I have measured phagocytic efficiency using a number of pharmacological testing methods, including the carbon clearance test, the granulocyte smear test, and the (less reliable) chemiluminescence phagocytotic activity assessment. The carbon clearance test measures the rate of elimination of carbon particles from the blood when injected into the body cavity. The carbon particle elimination rate indicates the activity of the phagocytic system and its efficiency.

Attempts to find the immunostimulatory principles have found that its not just one compound, but several, some of which are alcohol soluble, others of which are soluble in water.

Has mild antibacterial and fungicidal activity

Other components in echinacea have been shown to have a mild antibacterial and fungicidal activity. These compounds have been found to slow down the spread of bacteria, rather than kill them outright like an antibiotic.

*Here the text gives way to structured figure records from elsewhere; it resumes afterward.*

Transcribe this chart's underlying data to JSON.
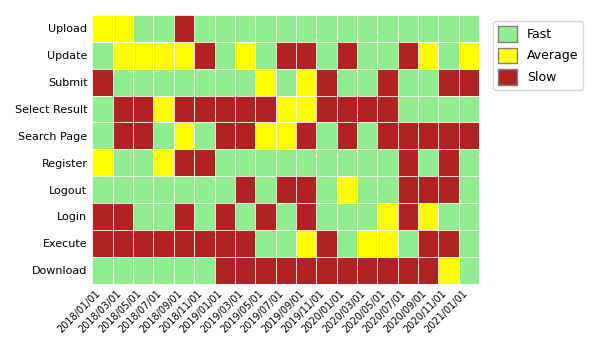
{
  "rows": [
    "Upload",
    "Update",
    "Submit",
    "Select Result",
    "Search Page",
    "Register",
    "Logout",
    "Login",
    "Execute",
    "Download"
  ],
  "cols": [
    "2018/01/01",
    "2018/03/01",
    "2018/05/01",
    "2018/07/01",
    "2018/09/01",
    "2018/11/01",
    "2019/01/01",
    "2019/03/01",
    "2019/05/01",
    "2019/07/01",
    "2019/09/01",
    "2019/11/01",
    "2020/01/01",
    "2020/03/01",
    "2020/05/01",
    "2020/07/01",
    "2020/09/01",
    "2020/11/01",
    "2021/01/01"
  ],
  "color_map": [
    "#90EE90",
    "#FFFF00",
    "#B22222"
  ],
  "legend_colors": {
    "Fast": "#90EE90",
    "Average": "#FFFF00",
    "Slow": "#B22222"
  },
  "grid": [
    [
      1,
      1,
      0,
      0,
      2,
      0,
      0,
      0,
      0,
      0,
      0,
      0,
      0,
      0,
      0,
      0,
      0,
      0,
      0
    ],
    [
      0,
      1,
      1,
      1,
      1,
      2,
      0,
      1,
      0,
      2,
      2,
      0,
      2,
      0,
      0,
      2,
      1,
      0,
      1
    ],
    [
      2,
      0,
      0,
      0,
      0,
      0,
      0,
      0,
      1,
      0,
      1,
      2,
      0,
      0,
      2,
      0,
      0,
      2,
      2
    ],
    [
      0,
      2,
      2,
      1,
      2,
      2,
      2,
      2,
      2,
      1,
      1,
      2,
      2,
      2,
      2,
      0,
      0,
      0,
      0
    ],
    [
      0,
      2,
      2,
      0,
      1,
      0,
      2,
      2,
      1,
      1,
      2,
      0,
      2,
      0,
      2,
      2,
      2,
      2,
      2
    ],
    [
      1,
      0,
      0,
      1,
      2,
      2,
      0,
      0,
      0,
      0,
      0,
      0,
      0,
      0,
      0,
      2,
      0,
      2,
      0
    ],
    [
      0,
      0,
      0,
      0,
      0,
      0,
      0,
      2,
      0,
      2,
      2,
      0,
      1,
      0,
      0,
      2,
      2,
      2,
      0
    ],
    [
      2,
      2,
      0,
      0,
      2,
      0,
      2,
      0,
      2,
      0,
      2,
      0,
      0,
      0,
      1,
      2,
      1,
      0,
      0
    ],
    [
      2,
      2,
      2,
      2,
      2,
      2,
      2,
      2,
      0,
      0,
      1,
      2,
      0,
      1,
      1,
      0,
      2,
      2,
      0
    ],
    [
      0,
      0,
      0,
      0,
      0,
      0,
      2,
      2,
      2,
      2,
      2,
      2,
      2,
      2,
      2,
      2,
      2,
      1,
      0
    ]
  ],
  "figsize": [
    6.0,
    3.5
  ],
  "dpi": 100
}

Other factors in echinacea have been shown to increase fibroblasts (cells involved in the development of connective tissue), helping to stimulate new tissue development.

Properdin, a serum protein complex, which helps to activate different immune system mechanisms, has also been shown to be increased by echinacea extracts. Rather than relying on one chemical compound, or "magic bullet," or one mechanism of action, echinacea seems to work on many different levels to help the body help itself.

A number of clinical studies conducted in Germany in the 1990s have added more scientific fuel to the utility of taking echinacea products for help during the cold and flu season. Echinacea is generally used at the onset of symptoms, as needed, rather than continuously as a cold preventative, as one would use vitamin C.

The Commission E of the German government's health authorities, which publishes standard monographs on herbal medicines, notes, too, that echinacea, like other immunostimulants, is not recommended in cases of diseases of the immune system itself, such as in diabetes mellitus, multiple sclerosis, lupus and other autoimmune conditions.